Pour faciliter la tâche des candidats, les questions posées appellent une réponse par oui ou non, ou encore « ne se prononce pas ». « Une argumentation est bienvenue », précise le collectif.

« Sensibilité de sujets »

Nicolas Dupont-Aignan n’a pas commenté son « non » à la question « Instaurerez-vous un prix minimum par unité d’alcool ? ». Il est aussi défavorable à l’organisation d’un débat citoyen sur la légalisation du cannabis : « Je suis opposé par principe à la légalisation du cannabis, qui est une drogue dangereuse pour la santé mentale de nos concitoyens, en particulier de notre jeunesse. »

Pour François Bourdillon, ancien directeur général de Santé publique France, et ses collègues du Club, plusieurs raisons peuvent expliquer le faible taux de participation : « La guerre en Ukraine, mais aussi un essoufflement de notre démocratie, la sensibilité des sujets de santé et des mesures à prendre qui peuvent apparaître de premier abord impopulaires – limite de vitesse, augmentation du prix du tabac (…). Enfin peut-être, et plus grave, le refus de s’engager face à certains lobbys », écrivent-ils dans un communiqué.

Le Club de santé publique ne désarme pas et « appelle solennellement » une réponse des candidats à leur questionnaire, au regard des enjeux majeurs en termes de gains de santé

Ainsi de la politique à l’égard de l’alcool du gouvernement Macron.

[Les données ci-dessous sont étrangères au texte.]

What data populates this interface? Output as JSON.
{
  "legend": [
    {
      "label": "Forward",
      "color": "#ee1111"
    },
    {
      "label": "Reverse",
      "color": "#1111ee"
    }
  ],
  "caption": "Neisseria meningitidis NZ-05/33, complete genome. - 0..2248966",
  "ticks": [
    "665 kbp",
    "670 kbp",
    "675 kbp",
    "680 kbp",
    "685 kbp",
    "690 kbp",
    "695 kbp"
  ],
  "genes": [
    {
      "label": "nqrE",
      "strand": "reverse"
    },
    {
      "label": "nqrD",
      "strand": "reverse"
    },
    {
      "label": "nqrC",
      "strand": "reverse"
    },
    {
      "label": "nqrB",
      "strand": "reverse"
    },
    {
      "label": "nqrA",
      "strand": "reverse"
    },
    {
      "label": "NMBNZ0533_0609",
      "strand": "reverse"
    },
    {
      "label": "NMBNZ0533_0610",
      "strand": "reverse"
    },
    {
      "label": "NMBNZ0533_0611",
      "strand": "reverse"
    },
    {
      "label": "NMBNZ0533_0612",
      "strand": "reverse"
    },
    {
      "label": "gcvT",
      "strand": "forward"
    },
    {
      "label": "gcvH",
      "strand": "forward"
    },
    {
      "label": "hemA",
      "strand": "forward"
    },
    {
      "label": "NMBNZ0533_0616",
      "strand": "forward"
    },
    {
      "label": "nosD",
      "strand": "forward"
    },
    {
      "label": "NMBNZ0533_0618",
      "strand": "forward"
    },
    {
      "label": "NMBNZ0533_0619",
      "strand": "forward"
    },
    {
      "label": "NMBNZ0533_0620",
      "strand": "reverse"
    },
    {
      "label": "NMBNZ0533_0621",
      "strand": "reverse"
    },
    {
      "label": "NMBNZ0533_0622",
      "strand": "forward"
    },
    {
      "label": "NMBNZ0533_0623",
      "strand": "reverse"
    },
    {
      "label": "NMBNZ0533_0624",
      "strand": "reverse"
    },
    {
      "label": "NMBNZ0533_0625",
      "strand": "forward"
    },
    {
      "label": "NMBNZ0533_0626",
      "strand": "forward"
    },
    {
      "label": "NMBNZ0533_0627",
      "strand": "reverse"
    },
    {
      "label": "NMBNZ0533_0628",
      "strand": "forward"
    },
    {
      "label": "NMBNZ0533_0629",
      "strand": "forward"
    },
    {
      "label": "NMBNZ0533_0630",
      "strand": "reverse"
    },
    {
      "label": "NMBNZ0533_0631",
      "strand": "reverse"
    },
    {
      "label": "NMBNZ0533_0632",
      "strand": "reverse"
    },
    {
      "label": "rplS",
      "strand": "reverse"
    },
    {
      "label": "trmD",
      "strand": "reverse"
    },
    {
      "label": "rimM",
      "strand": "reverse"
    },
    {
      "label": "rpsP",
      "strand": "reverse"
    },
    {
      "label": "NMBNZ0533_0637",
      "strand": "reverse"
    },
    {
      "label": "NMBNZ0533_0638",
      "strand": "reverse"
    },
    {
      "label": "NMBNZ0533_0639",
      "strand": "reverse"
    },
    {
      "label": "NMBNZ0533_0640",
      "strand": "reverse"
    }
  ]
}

Le projet « mois sans alcool » (Dry January) de janvier 2020, qui devait initialement être porté par l’Etat, a été annulé par l’Elysée sous la pression du lobby de l’alcool. Autre exemple, l’amélioration de la visibilité du pictogramme préventif « Femme enceinte » sur les bouteilles, prévu depuis 2006, n’a toujours pas pu être mis en œuvre…

Des mesures de santé publique figurent-elles cependant dans les programmes des candidats ? La prévention y est évoquée mais pas toujours déclinée en mesures concrètes – le mot est absent dans celui d’Eric Zemmour (Reconquête !).

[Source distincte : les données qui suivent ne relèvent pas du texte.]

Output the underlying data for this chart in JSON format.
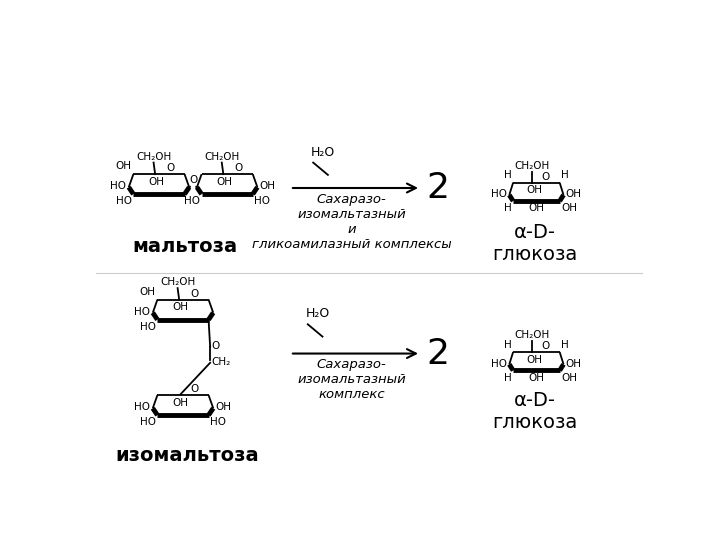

La « prévention » en bonne place

Ainsi, le programme de Valérie Pécresse (Les Républicains) prévoit de « doubler les budgets pour la prévention santé », Anne Hidalgo (Parti socialiste) veut « donner la priorité à la santé publique et à la prévention », en mobilisant tous les leviers. Yannick Jadot (Europe Ecologie-Les Verts) emploie le terme « prévention » à de nombreuses reprises, et propose notamment « la légalisation du cannabis ». Le programme de Marine Le Pen (Rassemblement national) dit vouloir « donner plus de place à la prévention, notamment grâce aux visites médicales scolaires, qui redeviendront systématiques ». « La priorité à la prévention » est l’un des points phare du programme santé de Jean-Luc Mélenchon (La France insoumise).

Comme en 2017, la prévention semble figurer en bonne place dans le programme d’Emmanuel Macron. Des mesures concrètes ont d’ailleurs été prises durant son quinquennat : paquet de cigarettes à 10 euros, poursuite du déploiement du Nutriscore, développement du sport-santé… Comme en matière de politique sur l’alcool, son bilan est cependant mitigé sur d’autres sujets tels la prévention routière. Ainsi, la limitation à 80 km/h est très diversement appliquée sur le territoire.

Le Club de santé publique ne désarme pas et « appelle solennellement » une réponse des candidats à leur questionnaire, au regard des enjeux majeurs en termes de gains de santé. « Au-delà des beaux discours, rappelons que 4 cancers sur 10 sont évitables en agissant sur les consommations de tabac, d’alcool, l’alimentation, en luttant contre les pollutions environnementales, contre la sédentarité, en vaccinant… », écrit-il.